Recensione dello spettacolo Sorelle di Davide Strava in scena al teatro Sala Uno dal 20 al 22 novembre 2015
Subito, la scena ci accoglie in una dimensione ludica, con al centro del palco oggetti sparpagliati, i giochi di bimba delle due protagoniste: cestini di latta, gessetti, due sgabelli ed altre chincaglierie (come ad indicare che dietro qualsiasi oggetto per un bambino si nasconde un universo fantastico).
Siamo all'interno del mondo di “due sorelle di vita”, Antigone ed Elettra che tanto hanno sofferto fin dalla nascita a partire dalle relazioni familiari e poi con il resto della società.
Lo spettacolo prende spunto dal mito di Sofocle e così ci appaiono le due donne ribelli e dissidenti, capaci di uccidere e sacrificare il proprio sangue per amore del giusto contro ogni legge divina.
Le due donne sono cresciute dovendo obbedire alle convenzioni sociali.
Il soffocato amore di Elettra per il fratello la porta a vivere in un stato di autismo affettivo, Antigone invece cerca attraverso l'esplorazione della sua sofferenza di trovare consapevolezza in nuovi valori.
Il gioco di luci mette in risalto le doti mimiche delle due protagoniste Sarah Blacchi per il ruolo di Elettra e Viola Graziosi nelle vesti di Antigone.
Le musiche ci accompagnano dall'inizio al termine della piece in una dimensione di pathos e compartecipazione ai sentimenti delle due protagoniste.
Il gioco delle due bambine che prima disegnano la campana e poi si truccano, segna il passaggio dall'età infantile causa dei traumi delle due, all'età adulta in cui si giunge alla resa dei conti.
Elettra denuncia l'abuso subito e s'identifica al ruolo che preferisce, spiegando che il suo modo di vivere mai potrà essere stabilito e scelto da qualcuno tantomeno dal padre che ama profondamente.
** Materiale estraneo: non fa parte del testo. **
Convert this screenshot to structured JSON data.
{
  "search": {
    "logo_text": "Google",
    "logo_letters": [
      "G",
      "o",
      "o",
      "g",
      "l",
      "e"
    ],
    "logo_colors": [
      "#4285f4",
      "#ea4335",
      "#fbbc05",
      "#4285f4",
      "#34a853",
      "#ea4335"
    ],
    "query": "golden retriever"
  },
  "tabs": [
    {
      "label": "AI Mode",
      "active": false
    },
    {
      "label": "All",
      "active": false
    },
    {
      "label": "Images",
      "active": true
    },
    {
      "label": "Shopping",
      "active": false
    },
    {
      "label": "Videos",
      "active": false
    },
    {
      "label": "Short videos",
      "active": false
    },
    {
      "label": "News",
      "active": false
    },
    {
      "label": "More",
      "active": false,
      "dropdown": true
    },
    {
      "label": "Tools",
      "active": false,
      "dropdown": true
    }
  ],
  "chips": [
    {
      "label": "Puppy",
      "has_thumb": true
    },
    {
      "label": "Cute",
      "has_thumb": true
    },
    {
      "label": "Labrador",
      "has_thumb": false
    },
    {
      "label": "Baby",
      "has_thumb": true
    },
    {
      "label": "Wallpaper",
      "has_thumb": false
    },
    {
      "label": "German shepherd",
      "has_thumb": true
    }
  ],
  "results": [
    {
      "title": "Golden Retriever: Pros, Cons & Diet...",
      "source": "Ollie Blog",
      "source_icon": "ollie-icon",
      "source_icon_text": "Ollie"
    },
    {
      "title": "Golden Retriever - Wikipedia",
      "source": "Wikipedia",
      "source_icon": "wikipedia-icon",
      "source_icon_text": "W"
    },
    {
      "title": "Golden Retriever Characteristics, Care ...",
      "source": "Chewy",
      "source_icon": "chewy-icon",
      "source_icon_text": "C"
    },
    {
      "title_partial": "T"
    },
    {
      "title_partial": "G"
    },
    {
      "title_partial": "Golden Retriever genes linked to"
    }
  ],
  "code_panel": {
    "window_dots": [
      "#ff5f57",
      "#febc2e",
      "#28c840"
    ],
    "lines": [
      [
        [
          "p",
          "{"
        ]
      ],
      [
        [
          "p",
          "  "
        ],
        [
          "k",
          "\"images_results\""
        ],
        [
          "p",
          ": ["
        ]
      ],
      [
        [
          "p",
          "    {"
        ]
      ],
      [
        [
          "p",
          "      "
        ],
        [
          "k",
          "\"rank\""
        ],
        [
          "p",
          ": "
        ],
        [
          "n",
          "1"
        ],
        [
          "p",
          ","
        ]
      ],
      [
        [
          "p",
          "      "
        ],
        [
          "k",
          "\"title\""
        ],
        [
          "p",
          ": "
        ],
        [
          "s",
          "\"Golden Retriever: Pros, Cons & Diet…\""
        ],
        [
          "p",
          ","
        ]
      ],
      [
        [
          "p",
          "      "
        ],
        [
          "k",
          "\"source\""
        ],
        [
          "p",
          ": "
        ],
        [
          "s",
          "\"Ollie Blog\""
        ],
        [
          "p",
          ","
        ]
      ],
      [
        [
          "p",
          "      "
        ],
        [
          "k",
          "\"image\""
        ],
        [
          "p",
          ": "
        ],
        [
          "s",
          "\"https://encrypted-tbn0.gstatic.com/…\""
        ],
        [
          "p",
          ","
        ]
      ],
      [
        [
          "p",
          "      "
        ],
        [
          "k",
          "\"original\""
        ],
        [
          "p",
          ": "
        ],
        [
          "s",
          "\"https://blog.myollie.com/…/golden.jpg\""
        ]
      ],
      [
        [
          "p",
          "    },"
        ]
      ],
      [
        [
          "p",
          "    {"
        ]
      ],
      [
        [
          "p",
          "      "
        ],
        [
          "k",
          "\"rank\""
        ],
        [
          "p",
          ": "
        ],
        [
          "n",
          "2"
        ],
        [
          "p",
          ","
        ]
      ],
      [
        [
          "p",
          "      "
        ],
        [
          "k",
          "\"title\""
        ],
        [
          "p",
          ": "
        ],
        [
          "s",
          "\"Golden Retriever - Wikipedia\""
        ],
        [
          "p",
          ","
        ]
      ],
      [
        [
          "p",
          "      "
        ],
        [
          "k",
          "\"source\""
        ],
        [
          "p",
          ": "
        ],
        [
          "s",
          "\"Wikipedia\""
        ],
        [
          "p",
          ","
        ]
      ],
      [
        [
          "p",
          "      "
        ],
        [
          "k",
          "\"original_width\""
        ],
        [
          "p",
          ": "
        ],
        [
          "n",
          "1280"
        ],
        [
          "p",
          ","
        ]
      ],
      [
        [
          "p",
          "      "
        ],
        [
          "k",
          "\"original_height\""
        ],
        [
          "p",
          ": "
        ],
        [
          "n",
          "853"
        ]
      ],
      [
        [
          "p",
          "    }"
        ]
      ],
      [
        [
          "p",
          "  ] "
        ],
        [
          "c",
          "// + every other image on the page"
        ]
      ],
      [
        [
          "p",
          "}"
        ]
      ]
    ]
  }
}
Antigone invece comprende la complessità dell'effimero e l'impossibilità di dare un ordine alla natura della contingenza, tanto che accetterà anche la morte per il solo gusto di aver potuto vivere.
Il dialogo tra Antigone ed Elettra assume una profonda enfasi quando quest'ultima mascherata finge di essere la madre dell'altra e così le rispettive paure e vergogne spiegano la complessità di un rapporto familiare imposto, quindi non espressamente desiderato, come spesso accade anche oggi.
Attraverso il mito riviviamo la lunga e complicata esperienza di vita di due sorelle che cercano di risolvere i perché della loro esistenza, in quelle situazioni in cui non è stato possibile maturare protette da quello che normalmente è un confortevole contesto familiare e lì dove l'impeto ha preso il sopravvento e facendo degenerare il tutto nella peggiore delle conclusioni, qual'è la morte.
La famiglia per entrambe ha costruito le basi della propria incertezza ed è stato un elemento da cui difendersi perché origine di attacchi e continui contrasti e non riconoscendo questo come valore, anche gli altri perdono di significato mostrando la fragilità dei più alti ideali.
Lo spettacolo per la regia di Davide Strava pone l'accento sul dialogo a volte delirante, altre ai limiti dell'assurdo tanto da apparire anche più lucido per la sconcertante verità delle sue affermazioni.
Il tutto scuote e fa riflettere il pubblico, non solo il pubblico femminile, che può riconoscersi o riconoscere qualcuna nelle sue protagoniste ma anche quello maschile per la paradossale natura che può assumere l'esistenza di qualsiasi individuo, che si chiede perché è nato e quale sia la sua funzione per se stesso e per coloro con cui entra in relazione, già all'interno della propria famiglia.